The end of a trip in some ways, but not in others. I began with no real vision of what it would be like 10 months ago and had no real idea what things would turn out to be this morning. I just let it happen. And the feelings were overwhelming as I arrived at the coast and plunked myself down to take in what was ahead. What it would feel like. Here is a - rather vain - attempt at describing the mixed bag of emotions, all swirling in my head at the same time:
- joy: I did it!, from the Black Forest to the Yellow Sea
- disbelief: did I really do this?, from the Black Forest to the Yellow Sea? Pinch me!
- gratitude: for having made it safely; I know that some of you were worried about me many a day and I am grateful for your concern and glad that I wasn’t hit by a vehicle (despite a good number of close calls), never seriously injured and never really was in personal danger by other people
- early onset of nostalgia: while I’m glad that I did arrive, this also marks the end of an era for me; the free-wheeling days of being almost completely free to do what you like are drawing to a close and they will be missed
- lonesomeness: I was there by myself, no one to meet or greet me; in some sense this was welcome as I could just linger in my own thoughts and strange as it may seem, it was one of the first moments when I did feel alone in the last months
- fatigue: the last weeks have been grueling and have taken a toll on me, both physically and emotionally; as I was sitting there, I could feel how drained I was in every respect
- and an overwhelming and vast emptiness that started to open up … leaving this won’t be easy, but the memories that have literally amassed during this trip will stay with me for a lifetime
Did any of the many sacrifices that were involved in getting here make sense? I don’t know and I don’t want to think about it right now. Let me just say this: my hunch is yes. Over the past few days I have been receiving a good number of emails that have informed me that people enjoy the messages that they are receiving, that they feel that they are part of the journey and that I take them along for the ride. That is the best that I could hope for. For me personally, I got so much out of this experience, I would not want to miss a minute and I hope I could convey as much for the past months.
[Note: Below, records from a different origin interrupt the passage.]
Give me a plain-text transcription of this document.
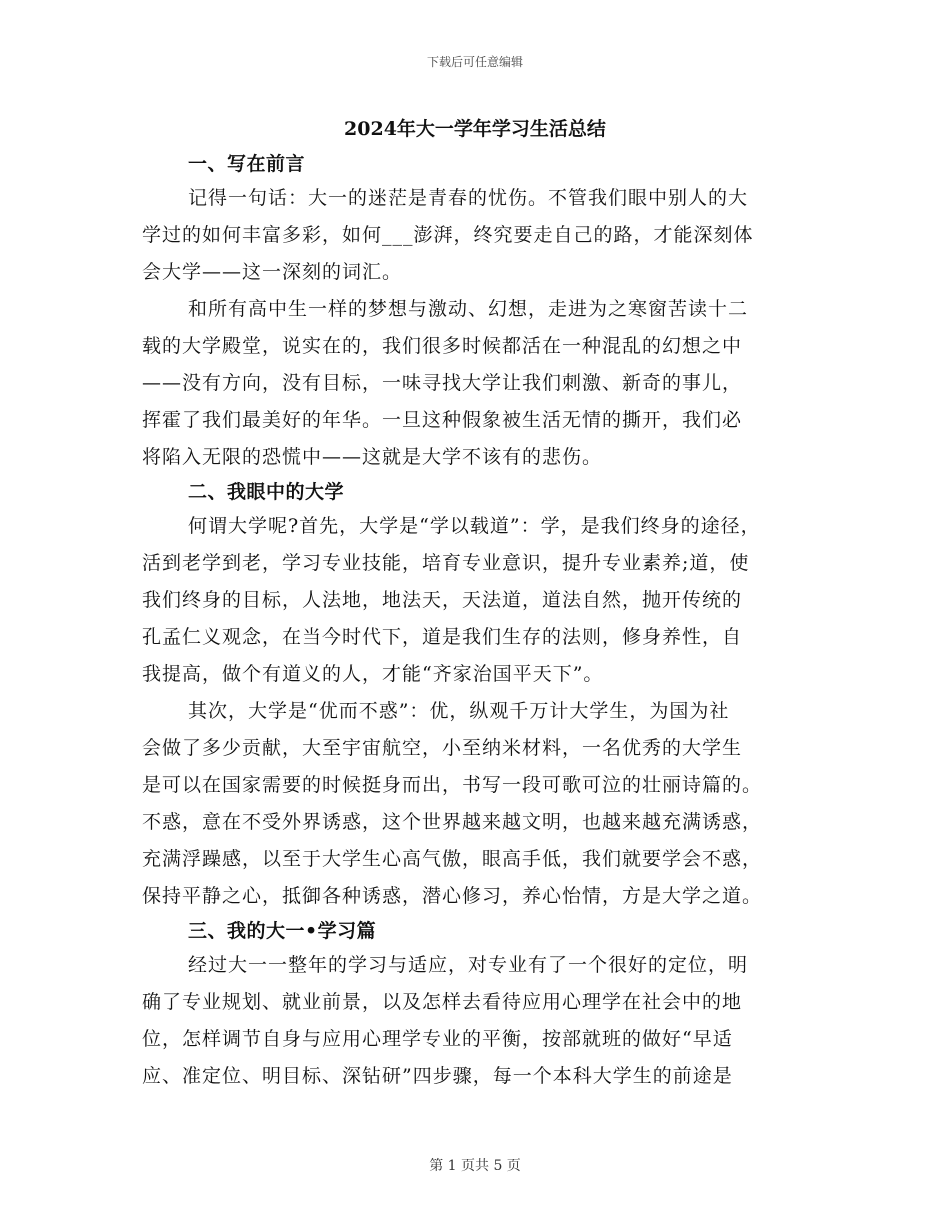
下载后可任意编辑
2024年大一学年学习生活总结
一、写在前言
记得一句话：大一的迷茫是青春的忧伤。不管我们眼中别人的大
学过的如何丰富多彩，如何___澎湃，终究要走自己的路，才能深刻体
会大学——这一深刻的词汇。
和所有高中生一样的梦想与激动、幻想，走进为之寒窗苦读十二
载的大学殿堂，说实在的，我们很多时候都活在一种混乱的幻想之中
——没有方向，没有目标，一味寻找大学让我们刺激、新奇的事儿，
挥霍了我们最美好的年华。一旦这种假象被生活无情的撕开，我们必
将陷入无限的恐慌中——这就是大学不该有的悲伤。
二、我眼中的大学
何谓大学呢?首先，大学是“学以载道”：学，是我们终身的途径，
活到老学到老，学习专业技能，培育专业意识，提升专业素养;道，使
我们终身的目标，人法地，地法天，天法道，道法自然，抛开传统的
孔孟仁义观念，在当今时代下，道是我们生存的法则，修身养性，自
我提高，做个有道义的人，才能“齐家治国平天下”。
其次，大学是“优而不惑”：优，纵观千万计大学生，为国为社
会做了多少贡献，大至宇宙航空，小至纳米材料，一名优秀的大学生
是可以在国家需要的时候挺身而出，书写一段可歌可泣的壮丽诗篇的。
不惑，意在不受外界诱惑，这个世界越来越文明，也越来越充满诱惑，
充满浮躁感，以至于大学生心高气傲，眼高手低，我们就要学会不惑，
保持平静之心，抵御各种诱惑，潜心修习，养心怡情，方是大学之道。
三、我的大一•学习篇
经过大一一整年的学习与适应，对专业有了一个很好的定位，明
确了专业规划、就业前景，以及怎样去看待应用心理学在社会中的地
位，怎样调节自身与应用心理学专业的平衡，按部就班的做好“早适
应、准定位、明目标、深钻研”四步骤，每一个本科大学生的前途是
第 1 页共 5 页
And I want to thank YOU! Yes, you. Without the feedback that I received through messages, emails, comments and other means I could not have done it. Thank you very, very much.
For those wanting some raw facts:
total distance on the bike: 15,404km
distance in vehicles: about 1,300km
climbing: well over 100km
days on the road: 252
flat tires: 0
helpful people: too many to count
The day started out with me not feeling badly, but not feeling great either. I was there and knew that this would be the end of the biking part of the trip. I took this as a good sign.
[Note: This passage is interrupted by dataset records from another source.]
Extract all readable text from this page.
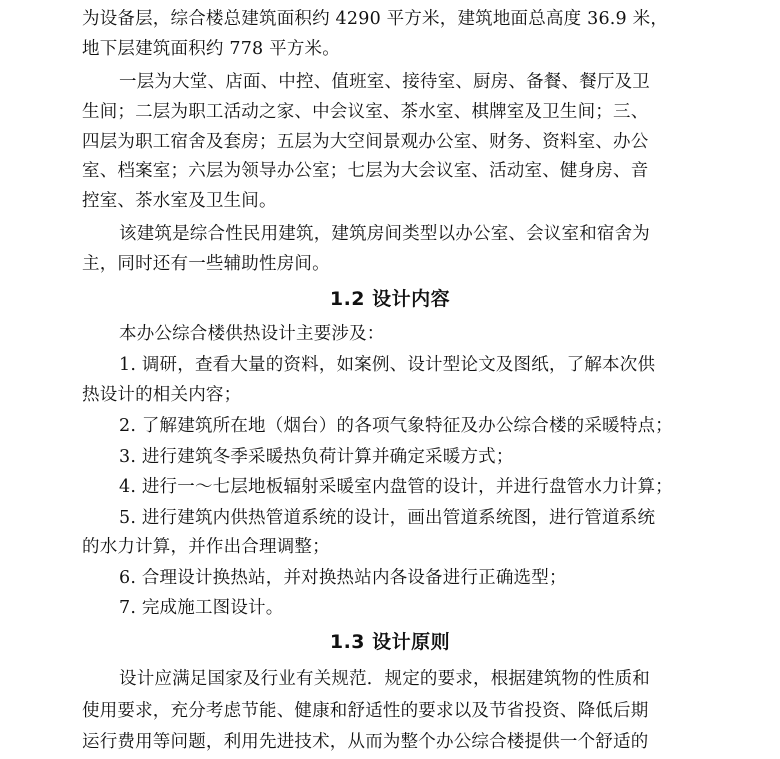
为设备层，综合楼总建筑面积约 4290 平方米，建筑地面总高度 36.9 米，
地下层建筑面积约 778 平方米。
一层为大堂、店面、中控、值班室、接待室、厨房、备餐、餐厅及卫
生间；二层为职工活动之家、中会议室、茶水室、棋牌室及卫生间；三、
四层为职工宿舍及套房；五层为大空间景观办公室、财务、资料室、办公
室、档案室；六层为领导办公室；七层为大会议室、活动室、健身房、音
控室、茶水室及卫生间。
该建筑是综合性民用建筑，建筑房间类型以办公室、会议室和宿舍为
主，同时还有一些辅助性房间。
1.2 设计内容
本办公综合楼供热设计主要涉及：
1. 调研，查看大量的资料，如案例、设计型论文及图纸，了解本次供
热设计的相关内容；
2. 了解建筑所在地（烟台）的各项气象特征及办公综合楼的采暖特点；
3. 进行建筑冬季采暖热负荷计算并确定采暖方式；
4. 进行一～七层地板辐射采暖室内盘管的设计，并进行盘管水力计算；
5. 进行建筑内供热管道系统的设计，画出管道系统图，进行管道系统
的水力计算，并作出合理调整；
6. 合理设计换热站，并对换热站内各设备进行正确选型；
7. 完成施工图设计。
1.3 设计原则
设计应满足国家及行业有关规范．规定的要求，根据建筑物的性质和
使用要求，充分考虑节能、健康和舒适性的要求以及节省投资、降低后期
运行费用等问题，利用先进技术，从而为整个办公综合楼提供一个舒适的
And so I rolled along. The km markers didn’t fly by, it was slow going. All the while I knew I would get there. My stomach was still not in great shape, but I motored along. Took a break here:
And then moved on. I had decided to head north and evade a larger city. And then I started to feel the pull of the Yellow Sea. I couldn’t smell the ocean, that would be difficult given the wind conditions. But I knew I was close and so eventually I turned off the main road and just headed east. I had to thread my way a few times, but kept the general direction until I hit a bridge and a good road on a dam running next to a river. I followed and just wanted to arrive. And didn’t want to arrive. But really I did. And then I saw two buildings ahead of me - spaced about a km apart, signaling the river gates and I knew I was there. Past a construction site and then I got the first glimpse of the Yellow Sea. I could smell the salty air of the ocean now. After taking in where I was, I sat down …
I don’t know how long I was sitting there, but turned away eventually and went to the city of Ganyu where the waves of exhaustion were washing over me in a way that I hadn’t experienced them before. I just passed the time hanging around after taking a long, hot shower in my hotel.